To the Thatcher government the argument is unassailable. What made Britain great during the 19th century was free enterprise. What makes the United States great today is a free enterprise system shorn of monopolistic practices. And what will restore Britain today, says the government, is free enterprise and a climate of competition.
As a result the Conservatives have systematically set out to ensure that Britain has one of the smallest state sectors in the world. For the Conservatives the economy must as far as possible be liberated from state control if it is to be productive and efficient. Hence the denationalizing or ''privatizing'' - to use the government's own words - of five major enterprises last year. This makes 13 since the Thatcher government came to power in 1979.
Just around the corner comes easily the biggest prize of all: the privatization of British Telecom, a huge (STR)8 billion ($9.6 billion) enterprise carrying 16 million telephone calls a day.
This month's flotation of British Telecom shares will be the largest stock market flotation in history. The Tories hope this will double the number of private shareowners in the country from 3 million to 6 million.
The government likes that idea not just for economic reasons. It also fits neatly into the larger Tory philosophy that Britain should not only be a property-owning democracy (which is why the sale of Council Houses has been encouraged), but also an equity-owning democracy.
As David Selves, a delegate to the recent Tory conference in Brighton saw it: ''It is the equity-owning democracy that is the new frontier.'' Such enthusiasm was echoed by Mrs. Thatcher's own credo that under the Conservatives she wants ''every owner to be an earner and every earner be an owner.''
Tory plans to privatize significant areas of the public sector (gas and electricity could follow) has outraged the Trades Union Congress which feels the government has no right to sell off what it considers a national asset.

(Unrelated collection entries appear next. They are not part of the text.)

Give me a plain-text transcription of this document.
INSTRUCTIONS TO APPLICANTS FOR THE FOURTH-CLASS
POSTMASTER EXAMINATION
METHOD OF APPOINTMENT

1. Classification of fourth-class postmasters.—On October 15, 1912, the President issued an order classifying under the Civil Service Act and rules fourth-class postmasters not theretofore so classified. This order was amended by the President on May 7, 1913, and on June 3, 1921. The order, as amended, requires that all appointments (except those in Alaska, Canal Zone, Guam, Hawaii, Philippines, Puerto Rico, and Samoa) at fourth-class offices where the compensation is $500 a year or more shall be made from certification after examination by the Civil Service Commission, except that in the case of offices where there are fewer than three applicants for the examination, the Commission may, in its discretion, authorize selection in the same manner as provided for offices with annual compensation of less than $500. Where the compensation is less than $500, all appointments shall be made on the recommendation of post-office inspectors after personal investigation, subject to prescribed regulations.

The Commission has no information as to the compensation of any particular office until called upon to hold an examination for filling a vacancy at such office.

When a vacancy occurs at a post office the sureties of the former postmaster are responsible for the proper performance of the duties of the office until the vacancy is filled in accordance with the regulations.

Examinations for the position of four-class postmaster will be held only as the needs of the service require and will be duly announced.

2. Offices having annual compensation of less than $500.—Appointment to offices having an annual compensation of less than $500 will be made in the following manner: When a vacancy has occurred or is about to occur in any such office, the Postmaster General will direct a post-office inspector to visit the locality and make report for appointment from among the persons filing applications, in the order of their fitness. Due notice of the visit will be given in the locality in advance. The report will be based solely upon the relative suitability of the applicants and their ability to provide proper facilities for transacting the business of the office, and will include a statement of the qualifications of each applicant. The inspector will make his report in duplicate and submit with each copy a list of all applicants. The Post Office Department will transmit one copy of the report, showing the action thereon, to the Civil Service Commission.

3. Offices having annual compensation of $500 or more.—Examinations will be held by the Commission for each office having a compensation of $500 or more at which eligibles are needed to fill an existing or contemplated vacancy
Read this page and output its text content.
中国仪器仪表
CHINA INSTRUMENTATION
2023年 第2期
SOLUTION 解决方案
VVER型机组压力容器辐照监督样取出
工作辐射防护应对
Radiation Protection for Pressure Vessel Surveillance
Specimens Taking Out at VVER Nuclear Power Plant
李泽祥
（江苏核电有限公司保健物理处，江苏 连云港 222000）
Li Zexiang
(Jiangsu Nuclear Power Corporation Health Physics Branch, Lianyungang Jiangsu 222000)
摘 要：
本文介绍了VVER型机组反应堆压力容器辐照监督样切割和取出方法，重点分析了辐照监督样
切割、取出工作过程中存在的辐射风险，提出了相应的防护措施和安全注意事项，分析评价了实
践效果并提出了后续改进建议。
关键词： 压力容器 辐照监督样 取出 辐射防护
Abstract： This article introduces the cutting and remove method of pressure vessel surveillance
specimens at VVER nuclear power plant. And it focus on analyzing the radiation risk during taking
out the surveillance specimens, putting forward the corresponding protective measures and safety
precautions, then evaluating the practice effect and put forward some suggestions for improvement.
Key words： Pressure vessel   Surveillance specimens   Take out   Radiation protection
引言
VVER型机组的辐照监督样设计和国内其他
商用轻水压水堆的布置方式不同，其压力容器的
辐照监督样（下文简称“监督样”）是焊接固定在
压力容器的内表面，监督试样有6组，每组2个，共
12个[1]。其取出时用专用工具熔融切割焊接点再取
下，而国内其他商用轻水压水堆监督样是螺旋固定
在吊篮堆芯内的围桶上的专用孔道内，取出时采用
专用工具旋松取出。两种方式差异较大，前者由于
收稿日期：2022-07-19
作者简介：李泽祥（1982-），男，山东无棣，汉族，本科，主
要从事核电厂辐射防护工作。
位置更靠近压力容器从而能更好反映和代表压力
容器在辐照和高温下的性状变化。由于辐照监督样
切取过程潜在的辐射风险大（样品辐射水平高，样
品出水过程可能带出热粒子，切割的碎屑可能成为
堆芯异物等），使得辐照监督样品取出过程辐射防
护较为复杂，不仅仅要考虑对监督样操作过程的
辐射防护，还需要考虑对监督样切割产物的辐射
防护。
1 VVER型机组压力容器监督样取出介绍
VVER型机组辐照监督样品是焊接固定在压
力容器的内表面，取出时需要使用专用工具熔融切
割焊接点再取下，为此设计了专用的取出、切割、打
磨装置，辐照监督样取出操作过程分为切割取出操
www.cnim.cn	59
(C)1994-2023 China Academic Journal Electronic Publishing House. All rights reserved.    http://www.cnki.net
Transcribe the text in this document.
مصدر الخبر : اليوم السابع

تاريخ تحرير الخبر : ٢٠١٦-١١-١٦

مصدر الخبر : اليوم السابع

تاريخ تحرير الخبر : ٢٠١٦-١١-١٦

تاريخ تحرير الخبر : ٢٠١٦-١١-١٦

They have fought back with the slogan ''Public, it's yours. Private, it's theirs.''
Is total privatization the objective of the Thatcher government?
Many Conservatives believe that it is the party's ultimate objective. More cautious Conservatives point out that some privatization moves, such as the floatation of Britoil and Amersham, turned out to be financial flops.
Some public sector operations are so unwieldy and unprofitable that no hard-headed businessman would touch them with a 10-ft. barge pole. And there are instances such as BL (formerly British Leyland) which failed as privatized concerns and had to be rescued by the state.